His new research, published Monday in the Archives of Internal Medicine, suggests patients treated at safety-net hospitals consistently rate their in-hospital experiences – including their communication with doctors and how their pain is managed – as slightly worse than patients at other hospitals. That finding is based on surveys in 2007 and 2010 of people treated at 3,096 hospitals – about a quarter of them safety-net hospitals.
When it came to rating the hospitals overall, 64 percent of patients treated at a safety-net hospital gave it a 9 or 10 out of 10, compared to almost 70 percent giving that score to non-safety-net hospitals.
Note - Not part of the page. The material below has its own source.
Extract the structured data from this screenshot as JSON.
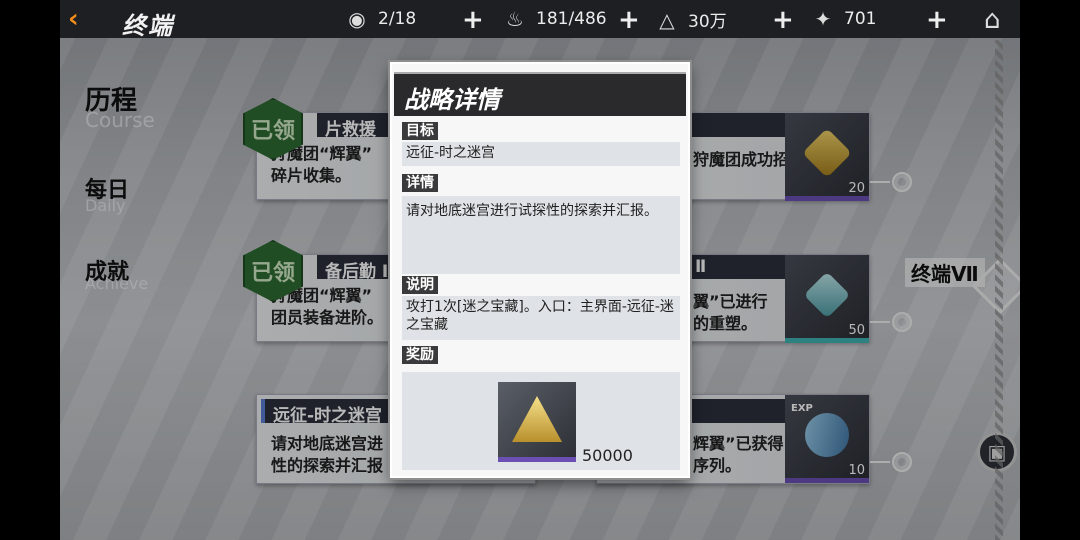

Patients at safety-net hospitals also rated nursing services, discharge information, communication about medications and noise at the hospital as worse than at other facilities.
The study didn’t measure any specific medical outcomes, such as the number of patients who died in the hospital or had complications.
Jha told Reuters Health that patient experiences at safety-net hospitals may be especially important, as poor and minority patients are known to have more distrust for the healthcare system.
Although those patient differences could explain some of the way they rate their care, “the bottom line remains that these hospitals are then going to get penalized,” Jha said. And adding hits to hospital budgets that are already stretched thin could have wide implications.
“They’re the one set of hospitals that will take care of anyone who comes through their door no matter what their ability to pay,” Jha said. “When safety-net hospitals shut down, it has huge effects on the entire marketplace.”
He said Medicare officials could reach out to safety-net hospitals and give them resources to improve patient care, including overall hospital experience – then reward them if they successfully make those changes.
The authors of a linked editorial agreed that penalizing struggling safety-net hospitals may not be the most effective strategy to improve care.
“The Centers for Medicare and Medicaid Services (CMS) and state Medicaid agencies should design incentive programs that reward SNHs (safety-net hospitals) for improving patient experience and quality with the goal of closing the gap between SNHs and non-SNHs before implementing penalties,” according to Dr. Katherine Neuhausen of the University of California, Los Angeles and Dr. Mitchell Katz, from the Los Angeles County Department of Health Services.
Holding hospitals accountable for the care they provide is important, Jha emphasized – but it has to be done in a way that doesn’t push safety-net hospitals into bankruptcy.